InBev a fait valoir qu'une telle fusion créerait "l'une des cinq plus grandes entreprises de produits de grande consommation au monde", soulignant que son offre de 65 dollars par action en numéraire représentait 35% de plus que le cours moyen du brasseur américain.

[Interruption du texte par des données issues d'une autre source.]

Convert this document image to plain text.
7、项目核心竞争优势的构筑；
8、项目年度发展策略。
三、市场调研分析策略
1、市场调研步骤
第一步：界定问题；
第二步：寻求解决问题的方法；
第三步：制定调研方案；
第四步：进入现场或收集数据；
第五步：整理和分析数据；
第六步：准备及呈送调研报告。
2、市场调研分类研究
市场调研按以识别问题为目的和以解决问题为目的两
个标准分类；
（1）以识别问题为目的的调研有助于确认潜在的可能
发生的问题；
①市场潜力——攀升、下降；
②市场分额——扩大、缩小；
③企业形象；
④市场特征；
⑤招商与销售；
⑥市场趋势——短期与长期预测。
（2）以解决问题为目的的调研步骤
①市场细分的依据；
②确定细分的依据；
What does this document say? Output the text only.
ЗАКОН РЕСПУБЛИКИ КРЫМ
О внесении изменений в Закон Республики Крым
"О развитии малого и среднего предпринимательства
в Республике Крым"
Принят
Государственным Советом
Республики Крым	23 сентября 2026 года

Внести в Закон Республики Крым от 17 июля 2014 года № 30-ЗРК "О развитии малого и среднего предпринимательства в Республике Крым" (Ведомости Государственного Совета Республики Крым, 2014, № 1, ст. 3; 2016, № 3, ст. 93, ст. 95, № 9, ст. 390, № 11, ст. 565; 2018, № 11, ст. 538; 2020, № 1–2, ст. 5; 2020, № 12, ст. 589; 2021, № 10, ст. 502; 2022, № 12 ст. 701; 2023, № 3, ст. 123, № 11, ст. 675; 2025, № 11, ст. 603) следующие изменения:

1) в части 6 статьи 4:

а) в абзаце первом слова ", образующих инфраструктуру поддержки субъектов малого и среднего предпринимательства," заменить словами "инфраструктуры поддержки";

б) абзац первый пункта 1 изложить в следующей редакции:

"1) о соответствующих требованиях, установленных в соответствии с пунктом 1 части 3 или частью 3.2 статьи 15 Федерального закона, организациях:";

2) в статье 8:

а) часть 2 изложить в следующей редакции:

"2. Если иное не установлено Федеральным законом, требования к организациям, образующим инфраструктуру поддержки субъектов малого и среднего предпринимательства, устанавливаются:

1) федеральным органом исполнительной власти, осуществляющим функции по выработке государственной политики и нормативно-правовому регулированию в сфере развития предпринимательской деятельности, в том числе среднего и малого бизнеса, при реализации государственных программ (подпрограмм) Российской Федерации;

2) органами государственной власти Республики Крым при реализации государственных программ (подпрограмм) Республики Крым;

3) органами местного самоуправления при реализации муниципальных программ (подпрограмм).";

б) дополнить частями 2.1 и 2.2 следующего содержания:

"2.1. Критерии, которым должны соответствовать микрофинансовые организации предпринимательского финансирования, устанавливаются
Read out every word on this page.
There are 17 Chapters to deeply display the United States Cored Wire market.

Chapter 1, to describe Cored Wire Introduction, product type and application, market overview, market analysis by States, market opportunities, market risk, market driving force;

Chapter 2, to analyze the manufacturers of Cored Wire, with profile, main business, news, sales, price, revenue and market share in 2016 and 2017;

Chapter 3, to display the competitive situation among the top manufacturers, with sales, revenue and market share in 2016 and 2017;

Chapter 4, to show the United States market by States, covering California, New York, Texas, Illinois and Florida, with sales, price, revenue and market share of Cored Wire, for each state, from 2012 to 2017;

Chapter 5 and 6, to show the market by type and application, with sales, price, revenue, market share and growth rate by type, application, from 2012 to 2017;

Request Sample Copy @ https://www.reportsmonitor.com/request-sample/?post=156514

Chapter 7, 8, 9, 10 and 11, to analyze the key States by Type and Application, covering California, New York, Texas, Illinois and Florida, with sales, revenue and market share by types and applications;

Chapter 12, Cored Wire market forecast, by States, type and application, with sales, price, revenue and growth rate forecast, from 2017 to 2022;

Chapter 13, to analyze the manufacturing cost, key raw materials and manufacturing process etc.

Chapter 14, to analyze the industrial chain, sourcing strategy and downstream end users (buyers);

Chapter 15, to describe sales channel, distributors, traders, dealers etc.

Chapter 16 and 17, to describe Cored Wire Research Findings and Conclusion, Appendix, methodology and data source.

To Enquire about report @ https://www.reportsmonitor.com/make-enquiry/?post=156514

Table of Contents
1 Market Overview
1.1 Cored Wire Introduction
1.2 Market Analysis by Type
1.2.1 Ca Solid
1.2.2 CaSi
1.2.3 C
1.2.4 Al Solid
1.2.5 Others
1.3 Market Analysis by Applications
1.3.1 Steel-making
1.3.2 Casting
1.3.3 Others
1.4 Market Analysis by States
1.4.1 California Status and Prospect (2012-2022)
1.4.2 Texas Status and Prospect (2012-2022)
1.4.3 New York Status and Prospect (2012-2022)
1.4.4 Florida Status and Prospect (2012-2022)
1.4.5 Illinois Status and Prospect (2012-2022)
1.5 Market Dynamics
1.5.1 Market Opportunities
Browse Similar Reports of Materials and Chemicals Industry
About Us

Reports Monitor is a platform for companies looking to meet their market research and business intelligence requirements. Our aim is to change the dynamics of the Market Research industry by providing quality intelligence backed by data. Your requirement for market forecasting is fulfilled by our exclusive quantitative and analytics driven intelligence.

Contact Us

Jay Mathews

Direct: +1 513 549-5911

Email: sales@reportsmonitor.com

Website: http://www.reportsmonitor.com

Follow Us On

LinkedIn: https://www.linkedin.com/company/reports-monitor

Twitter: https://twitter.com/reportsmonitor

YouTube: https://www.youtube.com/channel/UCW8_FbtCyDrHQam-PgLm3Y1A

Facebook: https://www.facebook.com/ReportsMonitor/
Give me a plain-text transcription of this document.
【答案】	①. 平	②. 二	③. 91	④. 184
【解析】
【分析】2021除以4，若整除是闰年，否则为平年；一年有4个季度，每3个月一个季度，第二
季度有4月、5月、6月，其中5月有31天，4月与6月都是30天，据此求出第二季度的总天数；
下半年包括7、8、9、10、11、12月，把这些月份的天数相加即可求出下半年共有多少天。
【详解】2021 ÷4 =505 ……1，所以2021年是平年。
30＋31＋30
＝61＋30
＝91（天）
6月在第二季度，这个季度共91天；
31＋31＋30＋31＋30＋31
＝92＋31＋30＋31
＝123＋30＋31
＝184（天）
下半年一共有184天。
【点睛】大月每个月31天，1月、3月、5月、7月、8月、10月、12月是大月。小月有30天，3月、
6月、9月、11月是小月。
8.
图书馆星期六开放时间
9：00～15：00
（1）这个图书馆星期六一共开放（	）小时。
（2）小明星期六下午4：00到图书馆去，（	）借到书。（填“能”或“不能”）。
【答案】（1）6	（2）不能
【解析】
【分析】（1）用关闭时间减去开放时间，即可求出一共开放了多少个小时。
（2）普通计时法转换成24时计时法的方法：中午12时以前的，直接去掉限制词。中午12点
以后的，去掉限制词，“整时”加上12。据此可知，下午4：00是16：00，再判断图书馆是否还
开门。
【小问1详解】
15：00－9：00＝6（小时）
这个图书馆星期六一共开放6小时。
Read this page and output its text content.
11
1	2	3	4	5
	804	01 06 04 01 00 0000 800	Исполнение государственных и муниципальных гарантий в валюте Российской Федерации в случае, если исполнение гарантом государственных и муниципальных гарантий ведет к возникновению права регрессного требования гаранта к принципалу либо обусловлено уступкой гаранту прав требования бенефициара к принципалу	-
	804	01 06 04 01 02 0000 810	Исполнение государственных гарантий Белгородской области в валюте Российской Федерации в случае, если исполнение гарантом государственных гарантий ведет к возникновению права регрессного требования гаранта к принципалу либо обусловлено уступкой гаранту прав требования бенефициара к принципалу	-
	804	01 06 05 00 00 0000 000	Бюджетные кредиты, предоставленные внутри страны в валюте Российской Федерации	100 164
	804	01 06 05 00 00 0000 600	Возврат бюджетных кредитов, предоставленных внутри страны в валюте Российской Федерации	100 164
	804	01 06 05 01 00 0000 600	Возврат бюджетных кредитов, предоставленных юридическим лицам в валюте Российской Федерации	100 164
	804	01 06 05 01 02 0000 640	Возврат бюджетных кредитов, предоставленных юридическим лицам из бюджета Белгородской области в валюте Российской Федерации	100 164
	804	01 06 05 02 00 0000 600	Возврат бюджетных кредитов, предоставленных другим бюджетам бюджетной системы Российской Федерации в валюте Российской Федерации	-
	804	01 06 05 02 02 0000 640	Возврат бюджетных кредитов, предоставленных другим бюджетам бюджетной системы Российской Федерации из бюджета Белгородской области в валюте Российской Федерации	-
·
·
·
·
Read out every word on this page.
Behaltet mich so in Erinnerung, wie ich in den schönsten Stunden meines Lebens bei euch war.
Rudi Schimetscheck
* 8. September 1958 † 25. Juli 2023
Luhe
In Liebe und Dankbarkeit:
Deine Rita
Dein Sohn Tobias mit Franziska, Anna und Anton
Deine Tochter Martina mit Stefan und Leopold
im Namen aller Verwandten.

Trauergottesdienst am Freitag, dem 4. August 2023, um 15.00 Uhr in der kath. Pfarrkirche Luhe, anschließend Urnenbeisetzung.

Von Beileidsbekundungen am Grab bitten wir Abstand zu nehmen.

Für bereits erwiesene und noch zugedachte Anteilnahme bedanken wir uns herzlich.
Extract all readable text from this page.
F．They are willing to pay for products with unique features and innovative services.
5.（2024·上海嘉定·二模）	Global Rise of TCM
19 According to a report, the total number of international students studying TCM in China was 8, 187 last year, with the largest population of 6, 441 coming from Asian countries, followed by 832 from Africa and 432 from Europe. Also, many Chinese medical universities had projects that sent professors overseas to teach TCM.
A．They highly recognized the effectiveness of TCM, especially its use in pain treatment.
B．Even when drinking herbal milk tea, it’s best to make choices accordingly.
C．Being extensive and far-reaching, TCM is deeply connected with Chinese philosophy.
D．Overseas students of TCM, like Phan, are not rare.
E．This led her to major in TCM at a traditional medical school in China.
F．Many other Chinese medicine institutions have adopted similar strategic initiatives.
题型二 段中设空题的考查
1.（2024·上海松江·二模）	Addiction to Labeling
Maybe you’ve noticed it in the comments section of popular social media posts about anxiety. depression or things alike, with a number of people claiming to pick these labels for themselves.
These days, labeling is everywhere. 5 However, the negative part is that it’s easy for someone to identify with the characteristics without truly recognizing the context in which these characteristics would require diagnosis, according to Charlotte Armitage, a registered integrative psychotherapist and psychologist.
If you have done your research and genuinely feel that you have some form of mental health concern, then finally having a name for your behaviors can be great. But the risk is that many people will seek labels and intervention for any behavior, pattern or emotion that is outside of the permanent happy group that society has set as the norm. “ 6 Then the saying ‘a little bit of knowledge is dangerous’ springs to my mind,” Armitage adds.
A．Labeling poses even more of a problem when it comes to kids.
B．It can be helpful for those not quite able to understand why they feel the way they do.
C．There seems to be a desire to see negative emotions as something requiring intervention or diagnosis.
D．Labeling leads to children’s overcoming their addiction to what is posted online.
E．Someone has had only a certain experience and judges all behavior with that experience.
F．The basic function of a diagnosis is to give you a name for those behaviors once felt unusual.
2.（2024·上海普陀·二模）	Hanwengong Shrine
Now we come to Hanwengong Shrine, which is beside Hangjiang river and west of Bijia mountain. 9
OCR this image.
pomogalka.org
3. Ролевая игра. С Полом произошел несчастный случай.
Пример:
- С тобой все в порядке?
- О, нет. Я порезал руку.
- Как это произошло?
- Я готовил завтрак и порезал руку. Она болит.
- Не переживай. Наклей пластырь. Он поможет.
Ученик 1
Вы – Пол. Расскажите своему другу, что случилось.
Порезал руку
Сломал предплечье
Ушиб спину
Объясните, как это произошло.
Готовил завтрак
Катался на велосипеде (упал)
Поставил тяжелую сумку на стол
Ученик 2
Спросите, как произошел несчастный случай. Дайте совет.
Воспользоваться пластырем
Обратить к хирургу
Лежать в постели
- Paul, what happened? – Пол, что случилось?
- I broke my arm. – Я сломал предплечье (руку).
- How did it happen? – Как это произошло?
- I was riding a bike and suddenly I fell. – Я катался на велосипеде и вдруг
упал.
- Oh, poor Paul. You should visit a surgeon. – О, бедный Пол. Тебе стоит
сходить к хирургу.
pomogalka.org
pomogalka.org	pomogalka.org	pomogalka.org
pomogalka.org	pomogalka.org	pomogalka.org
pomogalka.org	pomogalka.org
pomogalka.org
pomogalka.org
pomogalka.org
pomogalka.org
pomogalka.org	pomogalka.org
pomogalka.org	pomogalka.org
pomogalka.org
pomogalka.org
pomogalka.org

Visiblement désireux d'aplanir les difficultés, InBev a affirmé d'entrée qu'il ne fermerait aucun des sites de production d'Anheuser-Busch, qu'il s'efforcerait d'étendre le marché de la Budweiser dans le monde et qu'il implanterait son siège nord-américain à Saint-Louis, fief de sa cible. InBev propose même de nommer le nouveau groupe issu d'une fusion "en tenant compte de l'héritage d'Anheuser-Bush", groupe né en 1852.
Demande formelle
Actuellement le marché mondial de la bière est dominé par trois rivaux d'une taille comparable: Inbev, né de la fusion en 2004 du géant belge Interbrew et du brésilien AmBev et connu pour ses marques Stella-Artois et Brahma, suivi du britannique SABMiller, et d'Anheuser-Bush, leader aux Etats-Unis avec 48,5% du marché. Le mariage de ce dernier (14 milliards de dollars de chiffres d'affaires) avec InBev (22 milliards) créerait un groupe au chiffre d'affaires de 36 milliards de dollars et de 460 millions d'hectolitres de ventes.
Le mariage serait essentiellement financé par endettement. Compte-tenu du faible recoupement des activités des deux groupes, InBev ne prévoit pas de difficultés avec les autorités de la concurrence. Dans une lettre ouverte au PDG d'Anheuser-Busch, August Busch, un membre de la famille fondatrice, le PDG d'InBev, Carlos Brito, rappelle que les dirigeants d'InBev ont discuté de cette fusion avec August Busch plusieurs fois. Il lui présente donc une demande formelle, comme celui-ci l' avait demandé. Carlos Brito demande une réunion rapidement, souligne son "immense respect" pour Anheuser-Busch et rappelle que les deux groupes ont déjà un fructueux partenariat au Canada depuis des années.
Très prudemment, Anheuser-Busch s'est, pour le moment, borné à prendre acte de cette "offre non-sollicitée" et a précisé qu'il allait "évaluer cette proposition soigneusement au vu de tous les critères, y compris son plan de développement stratégique à long terme". Il a ajouté qu'il se conformerait au "meilleur intérêt" de ses actionnaires, sans préciser à quelle date il donnera une réponse.